Alternative routes to the pension pot of gold face similar opposition. Administration officials have discussed taxing the assets of plans or setting targets of, say, 5% of assets to be earmarked for social investment. At least half a dozen states have set investment goals for public-employee funds, but most have failed to meet the targets because available opportunities are too risky.
But don't underestimate Clinton. He could settle on a federal revolving fund that would provide seed money to encourage private infrastructure-investment. Trouble is, he doesn't have the money to get such a program off the ground. There is a less expensive alternative, proposed earlier this year by a congressional infrastructure commission. It recommended federal loan guarantees to insure pension investments in roads, bridges, and the like. But Clinton aides are wary of yet another quasi-governmental enterprise that will create liabilities for the Treasury.
FRESH PLAY. In the short term, Clinton may settle for symbolic efforts and a lot of jawboning. Some aides favor a national data base, which would offer a list of projects for pension investors to peruse. That may appeal to some pension fund managers, who face their own challenge. Thanks to low interest rates and a stagnant stock market, high returns are hard to find.
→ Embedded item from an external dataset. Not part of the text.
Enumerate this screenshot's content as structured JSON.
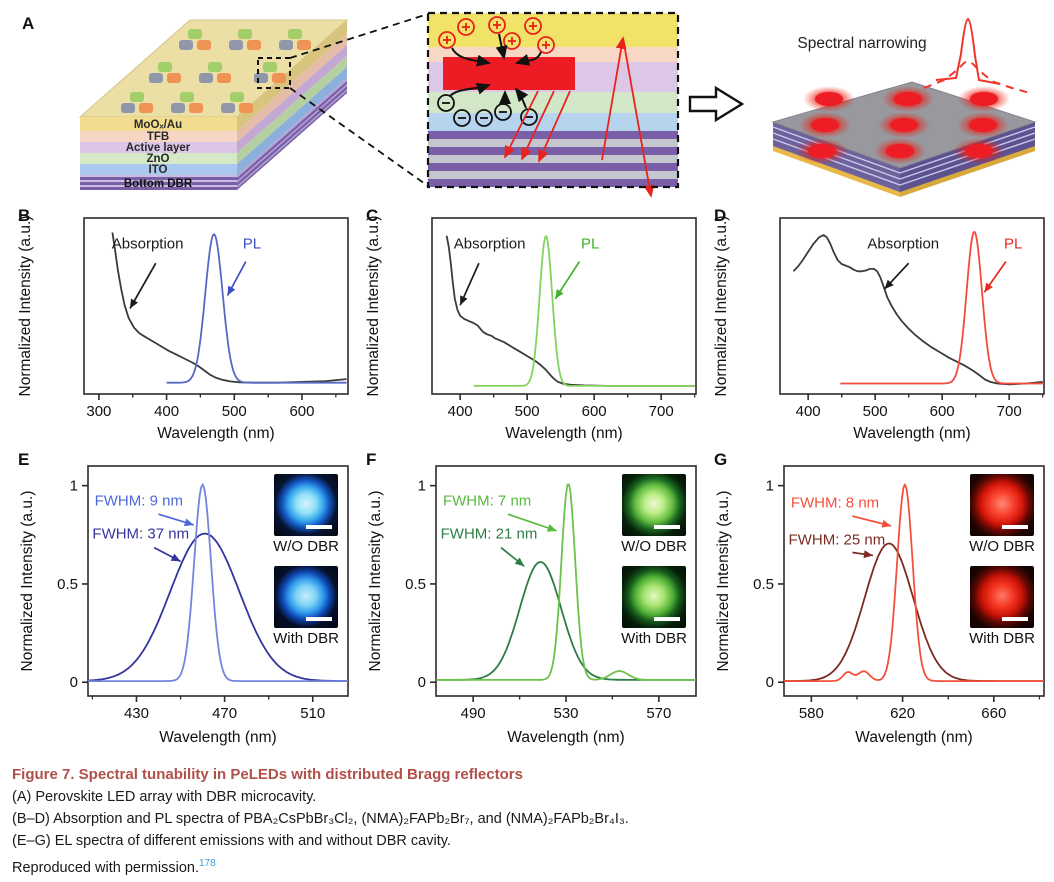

So they are interested in the potentially high yield from privatized infrastructure.
Since pension law already permits such investments, activity could easily pick up. "Structured properly, there's an appetite to finance these projects in the private market, even without government guarantees," says Eileen Austin, a partner at Elkind & Austin, Los Angeles consultants. "The government's role may be to encourage them from the bully pulpit." For now, that may be all that Bill Clinton--whose will is so much greater than his wallet--can afford.